The Local Government Association (LGA) has called for better protections in the Online Safety Bill for councillors subjected to abuse from the public.
It said in a briefing on its views on various parts of the Bill that some people could leave local politics due to online harassment. The Bill was due to reach the second reading stage in the House of Commons this week.
Social media platforms and search engines should also introduce specific safeguards for those holding elected office, including fast track routes to report abuse, intimidation and harassment it said.
New harm-based, threatening, and false communication offences were welcome but the LGA said the Government and regulator Ofcom should “adopt a clearer and more robust provisions to manage low-level abuse experienced by councillors that falls below the criminal threshold”.
The Bill contains clauses to protect journalistic and content and information of ‘democratic importance’, but the LGA sought assurances from the Government that these would not inadvertently protect perpetrators of abuse.
“Councillors are experiencing increasing levels of online intimidation, abuse and threats made against them, which can prevent elected members from representing the communities they serve and undermine public trust in democratic processes,” the briefing said.
It said: “The LGA remains concerned about the low-level abusive and false communications directed towards elected representatives that these offences might not capture.
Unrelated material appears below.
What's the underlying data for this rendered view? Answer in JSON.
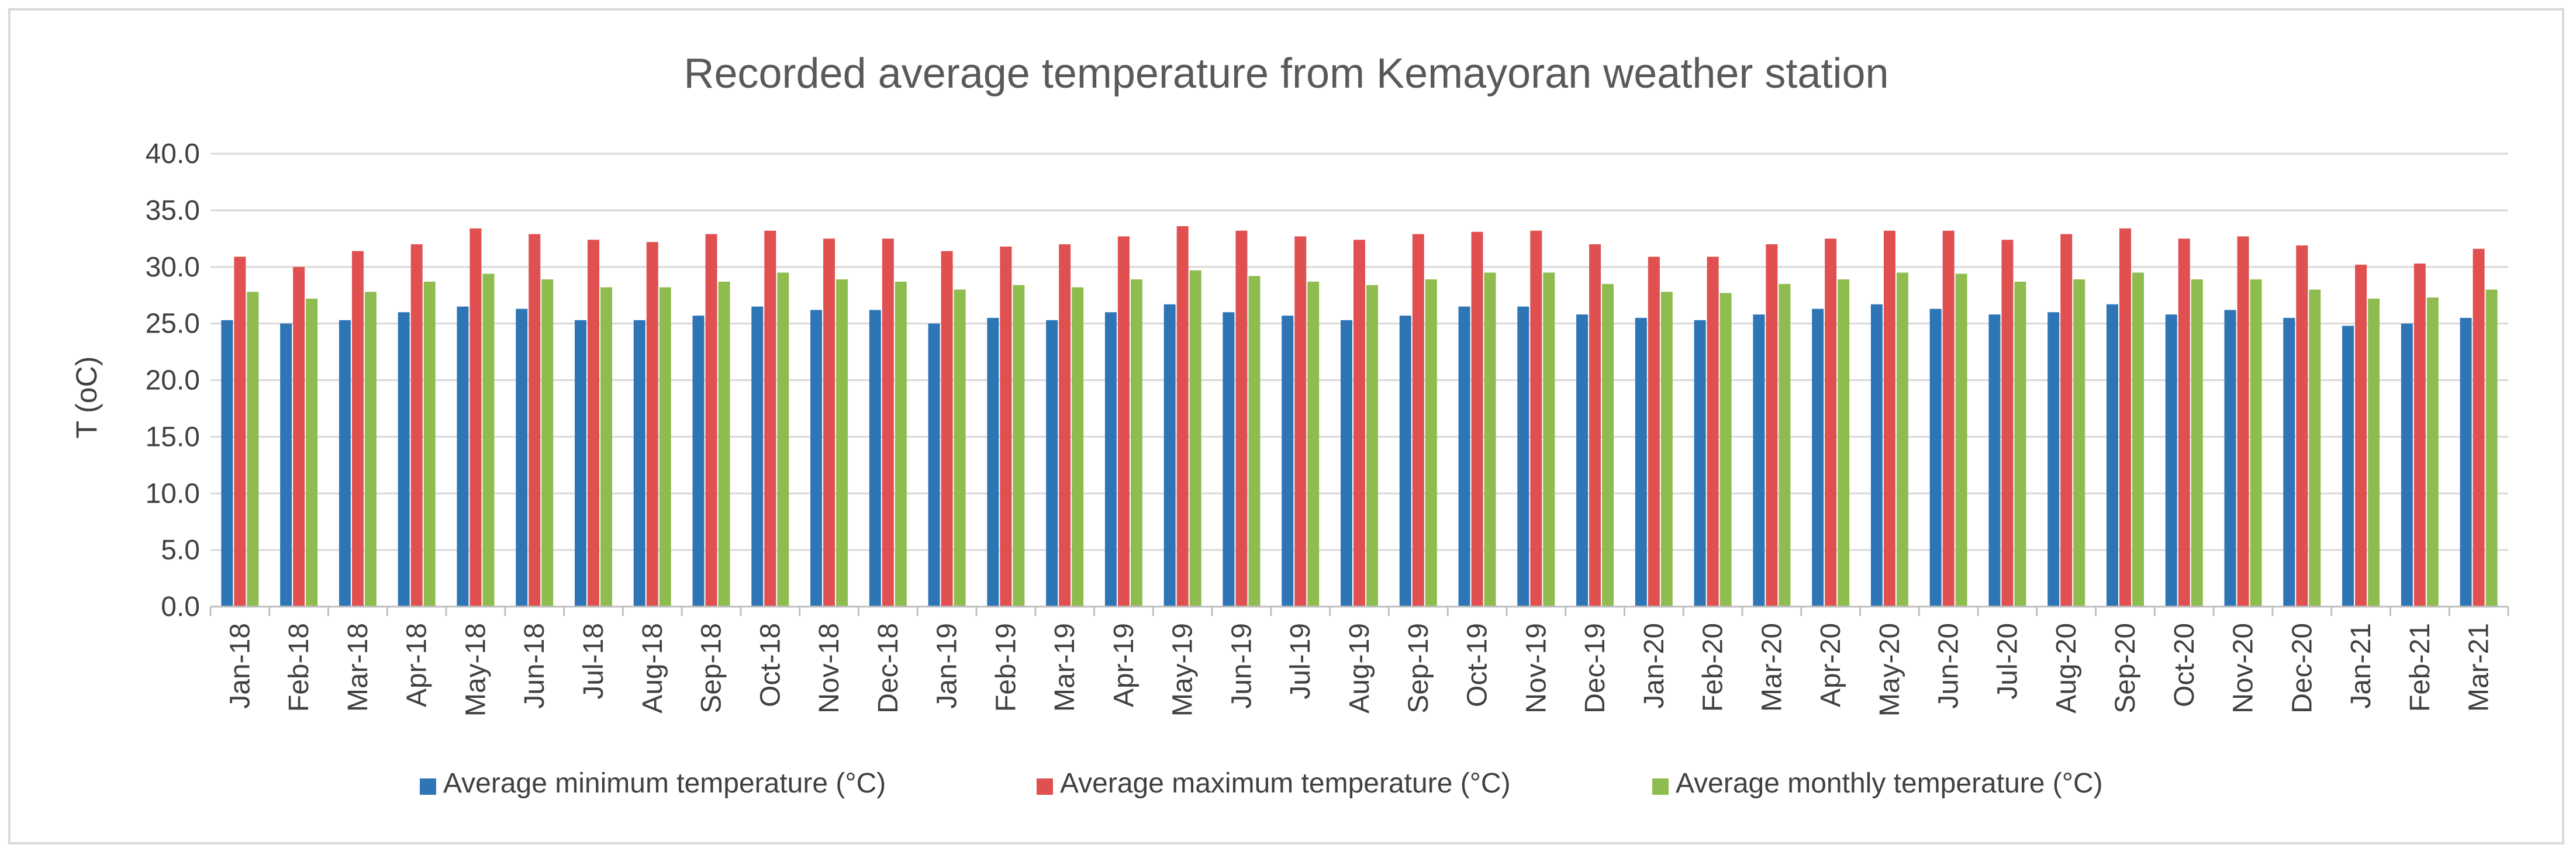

“Low-level abuse online is a common experience for councillors and can significantly harm individuals and democracy when its cumulative impact is considered. In particular, abuse that pushes people out of politics or puts them off standing for election and smear campaigns that impact candidates’ reputation when running for election or re-election.”
Language used in the Bill about content of ‘democratic importance’ was very broad and clearer parameters were needed around content related to elections, elected members and political processes.
As currently drafted, the Bill could unintentionally protect harmful disinformation classified as ‘political speech’, the LGA said and it urged the Government and Ofcom to engage with it and the political parties “to ensure consideration of unintended consequences is thought through when developing the relevant code of practice”.
Although the LGA said it recognised the delicate balance between preserving users’ freedom of expression and civil liberties and protecting them from harmful content, it questioned whether rules on anonymity were sufficient.
“There have, for example, been recent calls for a ban on anonymity on social media to tackle online abuse, with proponents of a ban highlighting that users can feel ‘protected’ by their anonymity and emboldened to say things they would not say in person,” the briefing said.
“At the same time, the police can find it difficult to trace anonymous users who have committed current communication offences. The LGA has sympathy for these calls, with some councillors reporting receiving abuse from anonymous accounts.”
It also recognised that there were cases such as whistleblowing or risks to personal safety where anonymity was important and justified
The Bill introduces a new offence of false communication, where the LGA said it was concerned about unintended consequences and what the burden of proof would be if, for example, a person shares or re-shares false information but does not know it to be untrue.
A Government statement on the Bill said it would give Ofcom powers to fine companies failing to comply with the laws up to 10% of their annual global turnover, force them to improve their practices and block non-compliant sites.
There will be a £2.5m online media literacy strategy to help vulnerable and ‘hard-to-reach’ people navigate the internet safely spot online falsehoods.